Alice Sebold

I have added a little biographical information about Alice Sebold the author of ‘The Lovely Bones’.
Alice Sebold’s first published book was a memoir of her rape as an eighteen-year-old college freshman. Titled Lucky because one of the policemen told her that she was lucky to be alive-not long before Sebold’s attack, another young woman had been killed and dismembered in the same tunnel-the book was many years in the making. Sebold returned to Syracuse University, the scene of the rape, and finished her degree. She studied writing, and wanted to write her story then, but kept failing. “I wrote tons of bad poetry about it and a couple of bad novels about it-lots of bad stuff,” Sebold told Dennis McLellan of the Los Angeles Times. She explained to McLellan why the novels were not successful: “I felt the burden of trying to write a story that would encompass all rape victims’ stories and that immediately killed the idea of this individual character in the novel. So [the novels] tended to be kind of fuzzy and bland, and I didn’t want to make any political missteps.”

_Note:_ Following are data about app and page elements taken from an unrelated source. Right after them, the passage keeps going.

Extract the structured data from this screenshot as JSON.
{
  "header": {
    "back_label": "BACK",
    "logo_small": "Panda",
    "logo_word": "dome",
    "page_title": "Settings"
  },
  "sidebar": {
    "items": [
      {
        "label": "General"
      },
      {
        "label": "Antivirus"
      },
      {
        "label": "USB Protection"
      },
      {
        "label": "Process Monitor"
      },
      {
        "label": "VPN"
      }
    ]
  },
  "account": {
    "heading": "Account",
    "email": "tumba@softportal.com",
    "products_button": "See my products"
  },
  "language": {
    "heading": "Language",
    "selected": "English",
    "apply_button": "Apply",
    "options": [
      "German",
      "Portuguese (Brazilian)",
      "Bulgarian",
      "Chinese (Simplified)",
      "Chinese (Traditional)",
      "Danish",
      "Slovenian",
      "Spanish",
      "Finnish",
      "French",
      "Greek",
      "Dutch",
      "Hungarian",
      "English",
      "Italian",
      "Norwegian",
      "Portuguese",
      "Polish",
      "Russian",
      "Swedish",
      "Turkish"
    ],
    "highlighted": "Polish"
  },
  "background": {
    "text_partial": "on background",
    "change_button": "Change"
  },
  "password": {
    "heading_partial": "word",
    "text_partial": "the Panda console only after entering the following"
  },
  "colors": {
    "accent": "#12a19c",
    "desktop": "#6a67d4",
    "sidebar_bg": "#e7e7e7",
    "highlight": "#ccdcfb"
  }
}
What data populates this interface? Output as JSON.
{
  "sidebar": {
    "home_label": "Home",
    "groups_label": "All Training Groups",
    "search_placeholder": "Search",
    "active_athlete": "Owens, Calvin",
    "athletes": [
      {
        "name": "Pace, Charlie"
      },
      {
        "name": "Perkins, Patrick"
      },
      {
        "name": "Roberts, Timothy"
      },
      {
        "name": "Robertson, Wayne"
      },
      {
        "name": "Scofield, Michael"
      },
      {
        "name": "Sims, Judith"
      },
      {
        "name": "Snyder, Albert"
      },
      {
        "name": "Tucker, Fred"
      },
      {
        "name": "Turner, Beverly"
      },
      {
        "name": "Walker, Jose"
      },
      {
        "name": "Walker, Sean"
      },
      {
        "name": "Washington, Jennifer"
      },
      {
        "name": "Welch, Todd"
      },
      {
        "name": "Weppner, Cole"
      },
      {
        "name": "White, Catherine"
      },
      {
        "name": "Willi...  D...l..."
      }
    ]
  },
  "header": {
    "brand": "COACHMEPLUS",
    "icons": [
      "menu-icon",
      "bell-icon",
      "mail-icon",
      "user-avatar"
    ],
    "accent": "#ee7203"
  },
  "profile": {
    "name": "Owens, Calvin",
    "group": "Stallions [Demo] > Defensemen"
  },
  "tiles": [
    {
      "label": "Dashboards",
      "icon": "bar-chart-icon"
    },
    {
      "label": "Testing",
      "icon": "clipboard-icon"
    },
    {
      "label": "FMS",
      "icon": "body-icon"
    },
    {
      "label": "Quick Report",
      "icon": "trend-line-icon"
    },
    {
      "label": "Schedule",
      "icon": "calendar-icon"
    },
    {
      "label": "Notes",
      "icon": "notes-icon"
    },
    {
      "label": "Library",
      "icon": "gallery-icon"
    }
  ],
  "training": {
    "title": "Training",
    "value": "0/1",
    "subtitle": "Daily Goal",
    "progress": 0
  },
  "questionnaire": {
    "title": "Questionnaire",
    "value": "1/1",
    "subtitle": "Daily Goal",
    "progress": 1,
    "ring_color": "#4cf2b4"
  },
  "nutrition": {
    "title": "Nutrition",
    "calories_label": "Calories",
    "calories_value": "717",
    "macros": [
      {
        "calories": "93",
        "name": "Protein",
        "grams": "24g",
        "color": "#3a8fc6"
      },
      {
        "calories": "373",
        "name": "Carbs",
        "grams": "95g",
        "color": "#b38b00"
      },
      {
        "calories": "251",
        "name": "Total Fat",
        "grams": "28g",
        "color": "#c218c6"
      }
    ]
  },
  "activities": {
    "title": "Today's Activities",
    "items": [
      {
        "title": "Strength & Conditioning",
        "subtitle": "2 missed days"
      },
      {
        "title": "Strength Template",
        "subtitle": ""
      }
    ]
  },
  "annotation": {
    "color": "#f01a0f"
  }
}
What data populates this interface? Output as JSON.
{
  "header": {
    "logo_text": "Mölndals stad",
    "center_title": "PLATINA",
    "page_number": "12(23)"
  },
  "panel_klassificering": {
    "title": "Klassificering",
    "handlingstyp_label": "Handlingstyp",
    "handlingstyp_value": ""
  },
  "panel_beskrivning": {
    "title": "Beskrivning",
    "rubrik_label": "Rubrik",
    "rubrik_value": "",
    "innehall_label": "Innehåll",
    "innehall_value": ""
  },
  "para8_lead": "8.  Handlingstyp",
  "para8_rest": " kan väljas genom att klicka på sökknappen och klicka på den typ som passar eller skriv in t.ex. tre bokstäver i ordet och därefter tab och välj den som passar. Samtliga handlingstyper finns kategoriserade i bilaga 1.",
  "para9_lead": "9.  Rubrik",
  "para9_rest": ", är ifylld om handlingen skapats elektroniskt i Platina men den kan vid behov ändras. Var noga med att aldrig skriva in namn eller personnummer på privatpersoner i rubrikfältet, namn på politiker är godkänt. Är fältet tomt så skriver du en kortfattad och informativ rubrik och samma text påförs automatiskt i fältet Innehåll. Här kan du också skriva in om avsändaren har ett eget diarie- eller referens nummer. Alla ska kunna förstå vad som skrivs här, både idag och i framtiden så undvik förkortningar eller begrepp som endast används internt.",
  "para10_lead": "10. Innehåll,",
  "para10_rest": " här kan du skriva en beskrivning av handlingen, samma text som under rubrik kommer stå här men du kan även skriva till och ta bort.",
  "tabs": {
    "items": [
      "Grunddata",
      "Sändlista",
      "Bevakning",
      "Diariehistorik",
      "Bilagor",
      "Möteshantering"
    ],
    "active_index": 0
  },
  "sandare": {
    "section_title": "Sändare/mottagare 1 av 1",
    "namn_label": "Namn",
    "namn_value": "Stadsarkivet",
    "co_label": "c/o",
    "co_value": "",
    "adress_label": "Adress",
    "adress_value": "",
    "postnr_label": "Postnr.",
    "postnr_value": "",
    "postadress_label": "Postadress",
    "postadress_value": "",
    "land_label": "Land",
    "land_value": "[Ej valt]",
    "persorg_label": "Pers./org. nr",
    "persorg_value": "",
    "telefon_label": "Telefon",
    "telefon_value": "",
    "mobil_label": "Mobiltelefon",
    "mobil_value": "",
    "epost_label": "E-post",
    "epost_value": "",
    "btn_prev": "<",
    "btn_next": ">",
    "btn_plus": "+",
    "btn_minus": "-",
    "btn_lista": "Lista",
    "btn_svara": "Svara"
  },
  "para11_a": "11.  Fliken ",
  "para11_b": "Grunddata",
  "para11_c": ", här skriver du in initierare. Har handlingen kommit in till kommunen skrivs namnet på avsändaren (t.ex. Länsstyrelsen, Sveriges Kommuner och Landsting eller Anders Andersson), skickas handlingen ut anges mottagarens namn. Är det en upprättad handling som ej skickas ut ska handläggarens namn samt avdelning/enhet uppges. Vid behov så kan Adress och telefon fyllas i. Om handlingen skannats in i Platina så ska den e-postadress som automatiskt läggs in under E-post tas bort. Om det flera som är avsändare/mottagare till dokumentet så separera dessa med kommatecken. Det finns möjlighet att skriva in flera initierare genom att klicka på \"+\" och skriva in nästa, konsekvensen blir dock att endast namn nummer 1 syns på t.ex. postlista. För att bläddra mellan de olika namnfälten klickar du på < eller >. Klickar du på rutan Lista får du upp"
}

Sebold continued trying to write after graduation and moved to New York City, where she lived for ten years. “I worked a lot of different jobs and became a competent New Yorker, which is no small task, and went through a lot of stuff and rediscovered reading on my own and I became more honest to who I was, which matters a lot. I went out a lot. I would go to a lot of readings. I did a lot of things that I’m not particularly proud of and that I can’t believe I did,” she recalled in a talk she gave at the University of California–Irvine (UCI) as recorded by Ehzra Cue on the UCI Web Site. At that talk, Sebold presented climbing to the top of the Manhattan Bridge as an example of something she can’t believe she did; in other forums, she has also discussed the three years during which she used heroin while she was living in New York.
Lucky began to take shape in the late 1990s, when Sebold was studying fiction writing at a graduate program at UCI. A ten-page assignment sparked her to write forty pages about the rape. Although none of that writing was itself included in the final book, the experience was the impetus for Sebold to begin doing research and putting her memoir together. She read through old letters and journal entries, the transcripts of her rapist’s trial, and even returned to Syracuse and talked to the former assistant district attorney who had helped to prosecute the man, allowing her, even fifteen years after the attack, to tell the story in great detail. The result is “a remarkable personal look at a crime all too common in our out-of-whack society,” wrote Toronto Sun reviewer Yvonne Crittenden. Despite her dark subject matter, “Sebold’s wit is as powerful as her searing candour,” remarked a Publishers Weekly contributor.